ほら、できたよ

 先日、新一年保護者会がありました。もう2カ月もすると新一年生が仲間入りをします。2年生以上の児童は心待ちにしていることでしょう。また6年生は中学生に進学し、新しい環境での生活が始まります。 聖ドミニコ学園もまた、来年は学園創立70周年を迎えます。この節目を迎えて「70の歴史を 100の未来に」の言葉のように、伝統を守りながら、新しい学園に向かって新たな一歩を踏み出してまいります。小学校の制服が来年度からリニューアルします。上着はブレザーからスーツスタイルに、またズボンの裾が10cm長くなりました。しばらくは新しい制服と現制服が混在し、すぐに目にはなじまないと思いますが、少しずつ慣れていくことでしょう。これから始まる新しい世界を楽しみにしながら、残りの学校生活の一日一日を大切に過ごしてほしいです。

  さて、東京都私立小学校児童作品展「ほら、できたよ」が3年ぶりに開催されました。この展覧会は東京都の私立小学校から約20校が集まり行われています。1986年に第1回が行われた時には参加校は18校、松屋銀座の2階にある片隅の一室で始まりました。2020年からコロナで展覧会が中止となり、今後の松屋銀座での開催が危ぶまれました。今年ようやく、再び児童展の開催を迎えることができ、元図工科でこの展覧会に携わってきた者として感慨深いものがあります。

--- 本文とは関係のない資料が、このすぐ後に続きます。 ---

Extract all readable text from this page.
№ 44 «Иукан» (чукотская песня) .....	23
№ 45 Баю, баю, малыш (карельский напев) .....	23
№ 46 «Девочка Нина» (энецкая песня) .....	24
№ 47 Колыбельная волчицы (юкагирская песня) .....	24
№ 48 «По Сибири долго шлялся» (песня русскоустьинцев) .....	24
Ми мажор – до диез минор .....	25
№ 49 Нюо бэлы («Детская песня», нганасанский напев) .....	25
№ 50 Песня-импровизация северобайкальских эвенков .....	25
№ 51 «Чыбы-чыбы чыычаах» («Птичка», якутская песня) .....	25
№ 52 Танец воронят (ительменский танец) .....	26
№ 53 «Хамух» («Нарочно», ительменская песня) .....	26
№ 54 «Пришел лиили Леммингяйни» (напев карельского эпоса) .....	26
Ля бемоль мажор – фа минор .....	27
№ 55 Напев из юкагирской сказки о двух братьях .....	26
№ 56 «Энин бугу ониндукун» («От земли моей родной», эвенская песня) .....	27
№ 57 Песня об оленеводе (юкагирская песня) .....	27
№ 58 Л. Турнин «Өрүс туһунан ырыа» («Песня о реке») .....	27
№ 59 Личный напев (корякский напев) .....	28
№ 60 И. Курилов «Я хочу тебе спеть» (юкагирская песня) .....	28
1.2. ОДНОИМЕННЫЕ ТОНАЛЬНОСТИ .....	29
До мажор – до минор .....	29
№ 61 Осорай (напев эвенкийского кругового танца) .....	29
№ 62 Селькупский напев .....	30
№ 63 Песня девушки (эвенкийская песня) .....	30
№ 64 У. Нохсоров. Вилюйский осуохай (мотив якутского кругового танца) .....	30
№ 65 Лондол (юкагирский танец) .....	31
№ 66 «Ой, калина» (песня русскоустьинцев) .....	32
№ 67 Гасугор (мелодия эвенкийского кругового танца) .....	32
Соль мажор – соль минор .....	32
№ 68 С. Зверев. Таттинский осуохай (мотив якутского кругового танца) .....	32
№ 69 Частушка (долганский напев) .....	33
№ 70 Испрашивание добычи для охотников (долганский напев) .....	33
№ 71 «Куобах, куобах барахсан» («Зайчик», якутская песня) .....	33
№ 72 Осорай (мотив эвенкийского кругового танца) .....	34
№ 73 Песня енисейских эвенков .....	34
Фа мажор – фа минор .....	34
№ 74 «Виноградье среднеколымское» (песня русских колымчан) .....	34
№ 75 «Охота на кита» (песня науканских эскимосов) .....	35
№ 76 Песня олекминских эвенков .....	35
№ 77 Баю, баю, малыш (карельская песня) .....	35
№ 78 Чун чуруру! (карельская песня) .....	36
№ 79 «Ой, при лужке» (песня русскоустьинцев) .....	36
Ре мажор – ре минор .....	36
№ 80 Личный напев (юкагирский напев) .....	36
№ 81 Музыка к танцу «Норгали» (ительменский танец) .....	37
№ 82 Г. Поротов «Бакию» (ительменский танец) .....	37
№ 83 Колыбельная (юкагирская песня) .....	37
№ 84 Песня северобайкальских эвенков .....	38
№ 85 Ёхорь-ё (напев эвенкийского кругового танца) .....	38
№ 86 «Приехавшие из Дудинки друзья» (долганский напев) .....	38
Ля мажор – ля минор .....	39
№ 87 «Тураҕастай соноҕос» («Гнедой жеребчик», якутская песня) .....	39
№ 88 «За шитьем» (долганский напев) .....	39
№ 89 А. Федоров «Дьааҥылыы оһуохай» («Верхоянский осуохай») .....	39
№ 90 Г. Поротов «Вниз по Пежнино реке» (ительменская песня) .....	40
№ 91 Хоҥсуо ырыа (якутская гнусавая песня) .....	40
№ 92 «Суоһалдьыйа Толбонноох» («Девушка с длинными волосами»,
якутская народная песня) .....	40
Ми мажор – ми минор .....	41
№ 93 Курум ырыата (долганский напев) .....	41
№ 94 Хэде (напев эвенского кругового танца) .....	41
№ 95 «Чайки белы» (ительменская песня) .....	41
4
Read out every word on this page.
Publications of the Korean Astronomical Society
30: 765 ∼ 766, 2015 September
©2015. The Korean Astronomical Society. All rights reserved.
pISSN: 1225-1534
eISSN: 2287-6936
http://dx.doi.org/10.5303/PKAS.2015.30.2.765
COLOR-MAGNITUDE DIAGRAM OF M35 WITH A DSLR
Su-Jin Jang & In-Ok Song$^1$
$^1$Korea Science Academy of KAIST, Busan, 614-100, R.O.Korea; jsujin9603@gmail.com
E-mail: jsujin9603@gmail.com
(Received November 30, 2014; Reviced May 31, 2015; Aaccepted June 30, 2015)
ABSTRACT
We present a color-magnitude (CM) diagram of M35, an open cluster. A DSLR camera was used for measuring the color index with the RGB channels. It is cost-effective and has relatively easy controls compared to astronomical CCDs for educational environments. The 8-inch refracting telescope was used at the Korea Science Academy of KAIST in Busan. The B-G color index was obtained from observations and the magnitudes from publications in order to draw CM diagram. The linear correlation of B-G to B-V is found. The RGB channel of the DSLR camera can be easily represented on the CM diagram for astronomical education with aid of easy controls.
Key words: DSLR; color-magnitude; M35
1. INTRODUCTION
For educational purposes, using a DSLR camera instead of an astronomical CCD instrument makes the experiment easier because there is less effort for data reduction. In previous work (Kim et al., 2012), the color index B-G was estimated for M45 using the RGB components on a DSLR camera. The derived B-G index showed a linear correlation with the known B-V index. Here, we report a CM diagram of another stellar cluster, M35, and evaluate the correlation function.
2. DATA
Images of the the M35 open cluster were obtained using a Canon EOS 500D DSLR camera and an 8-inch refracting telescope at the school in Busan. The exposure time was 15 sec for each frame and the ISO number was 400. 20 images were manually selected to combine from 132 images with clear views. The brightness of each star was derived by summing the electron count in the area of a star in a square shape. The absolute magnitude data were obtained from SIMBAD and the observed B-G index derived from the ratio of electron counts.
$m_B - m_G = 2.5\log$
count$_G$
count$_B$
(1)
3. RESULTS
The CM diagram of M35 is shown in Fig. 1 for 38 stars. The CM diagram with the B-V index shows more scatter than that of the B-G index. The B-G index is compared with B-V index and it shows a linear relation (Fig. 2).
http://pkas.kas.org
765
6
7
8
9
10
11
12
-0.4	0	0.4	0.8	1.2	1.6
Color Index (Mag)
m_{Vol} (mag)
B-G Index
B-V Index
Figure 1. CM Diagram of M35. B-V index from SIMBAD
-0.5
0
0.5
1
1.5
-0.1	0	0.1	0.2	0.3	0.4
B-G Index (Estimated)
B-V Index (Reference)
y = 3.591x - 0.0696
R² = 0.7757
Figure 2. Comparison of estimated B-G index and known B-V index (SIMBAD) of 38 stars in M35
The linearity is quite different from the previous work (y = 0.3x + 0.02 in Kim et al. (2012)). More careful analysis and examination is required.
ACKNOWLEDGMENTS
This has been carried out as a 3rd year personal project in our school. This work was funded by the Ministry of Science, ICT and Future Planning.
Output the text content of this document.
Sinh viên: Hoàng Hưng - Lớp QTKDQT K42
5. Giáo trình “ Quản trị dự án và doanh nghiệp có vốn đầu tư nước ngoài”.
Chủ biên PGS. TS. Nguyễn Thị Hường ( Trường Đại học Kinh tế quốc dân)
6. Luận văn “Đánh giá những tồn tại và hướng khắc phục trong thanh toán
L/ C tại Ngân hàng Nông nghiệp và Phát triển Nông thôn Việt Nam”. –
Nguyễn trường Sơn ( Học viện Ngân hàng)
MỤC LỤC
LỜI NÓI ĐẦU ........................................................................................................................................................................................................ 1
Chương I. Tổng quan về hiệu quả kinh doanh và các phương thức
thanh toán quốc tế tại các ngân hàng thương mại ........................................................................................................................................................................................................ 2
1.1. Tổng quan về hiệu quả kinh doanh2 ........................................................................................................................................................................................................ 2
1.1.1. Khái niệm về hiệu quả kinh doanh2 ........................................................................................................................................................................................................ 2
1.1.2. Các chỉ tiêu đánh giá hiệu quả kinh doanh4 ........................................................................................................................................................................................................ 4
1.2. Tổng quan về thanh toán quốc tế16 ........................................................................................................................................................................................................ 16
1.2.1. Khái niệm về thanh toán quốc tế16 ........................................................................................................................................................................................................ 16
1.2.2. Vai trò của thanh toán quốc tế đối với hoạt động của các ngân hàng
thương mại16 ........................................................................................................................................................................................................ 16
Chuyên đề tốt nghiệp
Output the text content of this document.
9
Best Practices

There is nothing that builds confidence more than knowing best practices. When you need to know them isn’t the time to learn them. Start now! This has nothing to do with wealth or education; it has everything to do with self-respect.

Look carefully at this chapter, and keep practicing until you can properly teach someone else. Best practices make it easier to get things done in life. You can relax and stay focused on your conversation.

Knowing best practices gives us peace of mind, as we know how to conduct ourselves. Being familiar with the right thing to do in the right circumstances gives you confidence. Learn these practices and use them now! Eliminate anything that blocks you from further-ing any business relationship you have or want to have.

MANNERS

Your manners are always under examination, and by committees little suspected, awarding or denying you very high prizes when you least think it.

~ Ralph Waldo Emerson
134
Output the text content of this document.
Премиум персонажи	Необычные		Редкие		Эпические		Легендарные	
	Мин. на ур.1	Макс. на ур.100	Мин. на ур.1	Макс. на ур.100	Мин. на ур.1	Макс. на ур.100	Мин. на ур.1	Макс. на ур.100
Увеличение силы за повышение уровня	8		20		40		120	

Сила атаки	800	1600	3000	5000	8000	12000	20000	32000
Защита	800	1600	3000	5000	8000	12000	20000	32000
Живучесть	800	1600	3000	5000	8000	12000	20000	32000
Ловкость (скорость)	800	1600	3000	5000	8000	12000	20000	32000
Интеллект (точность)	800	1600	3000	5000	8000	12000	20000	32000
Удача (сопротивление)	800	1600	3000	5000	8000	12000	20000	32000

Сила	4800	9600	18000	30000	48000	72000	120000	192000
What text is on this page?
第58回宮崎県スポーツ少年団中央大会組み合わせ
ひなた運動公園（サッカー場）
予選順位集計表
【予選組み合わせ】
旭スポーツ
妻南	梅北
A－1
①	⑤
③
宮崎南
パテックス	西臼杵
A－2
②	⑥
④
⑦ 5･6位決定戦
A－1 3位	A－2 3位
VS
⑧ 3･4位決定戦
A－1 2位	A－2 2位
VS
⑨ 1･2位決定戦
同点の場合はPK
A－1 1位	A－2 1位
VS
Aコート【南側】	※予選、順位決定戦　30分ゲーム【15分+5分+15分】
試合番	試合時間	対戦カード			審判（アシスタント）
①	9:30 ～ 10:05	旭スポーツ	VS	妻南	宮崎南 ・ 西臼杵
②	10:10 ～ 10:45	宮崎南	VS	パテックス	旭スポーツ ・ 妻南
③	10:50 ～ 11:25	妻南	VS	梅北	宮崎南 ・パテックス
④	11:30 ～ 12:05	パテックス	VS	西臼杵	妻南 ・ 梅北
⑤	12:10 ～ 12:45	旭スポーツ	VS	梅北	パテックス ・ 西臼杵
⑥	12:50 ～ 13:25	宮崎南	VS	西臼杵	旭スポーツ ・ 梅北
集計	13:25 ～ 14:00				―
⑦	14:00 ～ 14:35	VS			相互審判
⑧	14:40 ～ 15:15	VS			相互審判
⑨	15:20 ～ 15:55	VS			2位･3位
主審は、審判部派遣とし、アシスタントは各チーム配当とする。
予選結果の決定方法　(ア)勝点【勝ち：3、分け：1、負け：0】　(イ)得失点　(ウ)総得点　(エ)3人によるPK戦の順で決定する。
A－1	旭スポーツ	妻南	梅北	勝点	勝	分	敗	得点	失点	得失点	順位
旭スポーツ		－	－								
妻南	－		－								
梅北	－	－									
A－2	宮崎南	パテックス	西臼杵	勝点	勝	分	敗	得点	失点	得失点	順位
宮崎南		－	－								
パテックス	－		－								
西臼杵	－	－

 この作品展が第1回目から大切に守り続けてきたものがあります。それは、「あえて統一テーマは設けず、またコンクール形式も排して、自由な雰囲気を何よりも大切にする」ことです。そんな自由な雰囲気の中で、子どもたちの表現する喜びが色と形に託されて、個性のあふれる作品が輝いています。個人の作品が個性を発揮し、それが集合することで学年の個性を出しています。同じように学校全体で作り出される個性が会場全体の雰囲気を作り出しています。個の作品が他の作品と連動し、響き合っています。同じように子どもたちの個も子どもたち同士で影響し合い、お互いを高め合っています。「個性を大切にする」ことは、一人ひとりを大切にする教育です。その子の持つ光に子ども自身が気づくように、またより輝けるようにすることです。子どもたちから放たれる光で、その作品を見た人たちはエネルギーをもらい、心をいやされています。これからも展覧会が続くことを願っています。
 今回の聖ドミニコ学園小学校のテーマは「羽ばたけmy bird」。好きな形にデザインした鳥を、紙粘土を使って描いた作品です。子どもたちはそれぞれが色や粘土の付け方など工夫していました。ダイナミックな動きのある作品、どこまでも細かく色や形を追求した作品など個性があふれる作品ばかりでした。それぞれの鳥を見ると子どもたちが時間をかけて、大切に、丁寧に作っていることが分かります。目を輝かせながら制作に没頭している子どもたちの姿が目に浮びます。図工科の佐藤先生、諸先生方が、子どもの個性を大切にし、子どもたちに寄り添いながら指導してくださっているからです。それは、すべての人は神様から与えられたかけがえのない存在であるというキリスト教的世界観に基づいた教育そのものです。子どもたちは保護者のみなさまやわたしたち教員に見守られながら、目の前のことを一生懸命に取り組んでいます。そして様々な行事や発表を通して、「ほら、できたよ」と成長した姿を見せてくれています。